The council encouraged private property owners with noteworthy buildings and sites to bring nominations before the city.

“We’ve gotten all the low-hanging fruit, all the public buildings and public sites, but there are a lot of places that need to be recognized that are on private property so we are really encouraging private property owners to come forward,” Holt said.

The council also approved a trio of rezoning requests.

The first concerned less than one acre of property, located at the western intersection of East Central Avenue and Willow Road, going from R-10 to R-7.5.

“There’s going to be three duplexes,” said Brian Lucas, the developer for the project. “I can already build two duplexes and a single-family home, so I just want to build three duplexes and that’s it. We’ll have two driveways on Willow and one on East Central.”

The second was to amend an existing OA-6 conditional zoning district (CZ) on approximately 5.5 acres of property located at 853 East Salisbury St. for a residential development with multiple family dwellings.

“There was a recent request to put the property in a conditional zoning district I believe probably last year,” said Community Development Director Trevor Nuttall. “The applicant in this request is different than you heard from last year, but the plan is very similar.”

According to Nuttall, the plan proposes two, three-story buildings with a similar design and location to what was previously proposed with the only major changes being the parking improvements moving further into the property due to the NC 42 widening project and that the new proposal is actually one unit less than previously authorized.

The third rezoning request, for property located on the east side of Clover Street and south of Plummer Street, would see the zone change from B-2 to I-1 (CZ) for a vehicle storage facility.

“Several years ago, this would have been permitted in the existing commercial zoning district, but several years ago, the city code was amended to require this type of use to be entirely within an industrial district versus a general commercial or retail district,” Nuttall said.

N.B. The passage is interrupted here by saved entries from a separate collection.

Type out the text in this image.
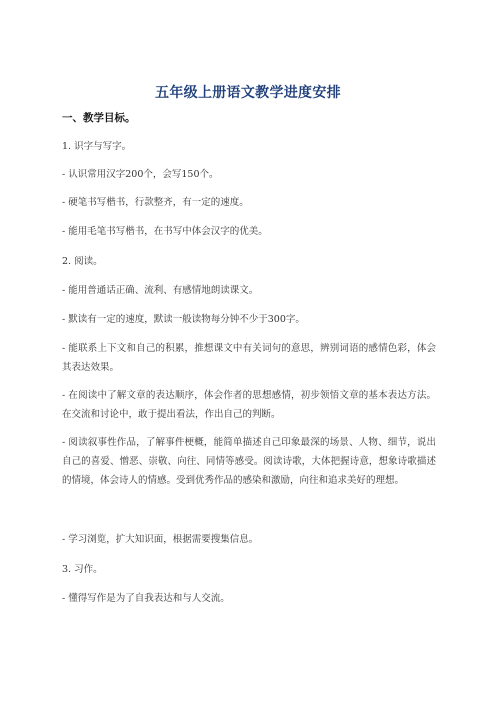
五年级上册语文教学进度安排
一、教学目标。
1. 识字与写字。
- 认识常用汉字200个，会写150个。
- 硬笔书写楷书，行款整齐，有一定的速度。
- 能用毛笔书写楷书，在书写中体会汉字的优美。
2. 阅读。
- 能用普通话正确、流利、有感情地朗读课文。
- 默读有一定的速度，默读一般读物每分钟不少于300字。
- 能联系上下文和自己的积累，推想课文中有关词句的意思，辨别词语的感情色彩，体会其表达效果。
- 在阅读中了解文章的表达顺序，体会作者的思想感情，初步领悟文章的基本表达方法。在交流和讨论中，敢于提出看法，作出自己的判断。
- 阅读叙事性作品，了解事件梗概，能简单描述自己印象最深的场景、人物、细节，说出自己的喜爱、憎恶、崇敬、向往、同情等感受。阅读诗歌，大体把握诗意，想象诗歌描述的情境，体会诗人的情感。受到优秀作品的感染和激励，向往和追求美好的理想。
- 学习浏览，扩大知识面，根据需要搜集信息。
3. 习作。
- 懂得写作是为了自我表达和与人交流。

The council also approved the process for municipal infrastructure improvements in downtown.

“We’ve been working towards a solution to improve solid waste collection in the downtown area by establishing a new centralized area for disposal,” Nuttall said. “The first and an important step in this project is to move forward with the establishment of a public right-of-way that would provide the needed access to the new collection site from Fayetteville Street.”

The Asheboro City Council will next meet May 2.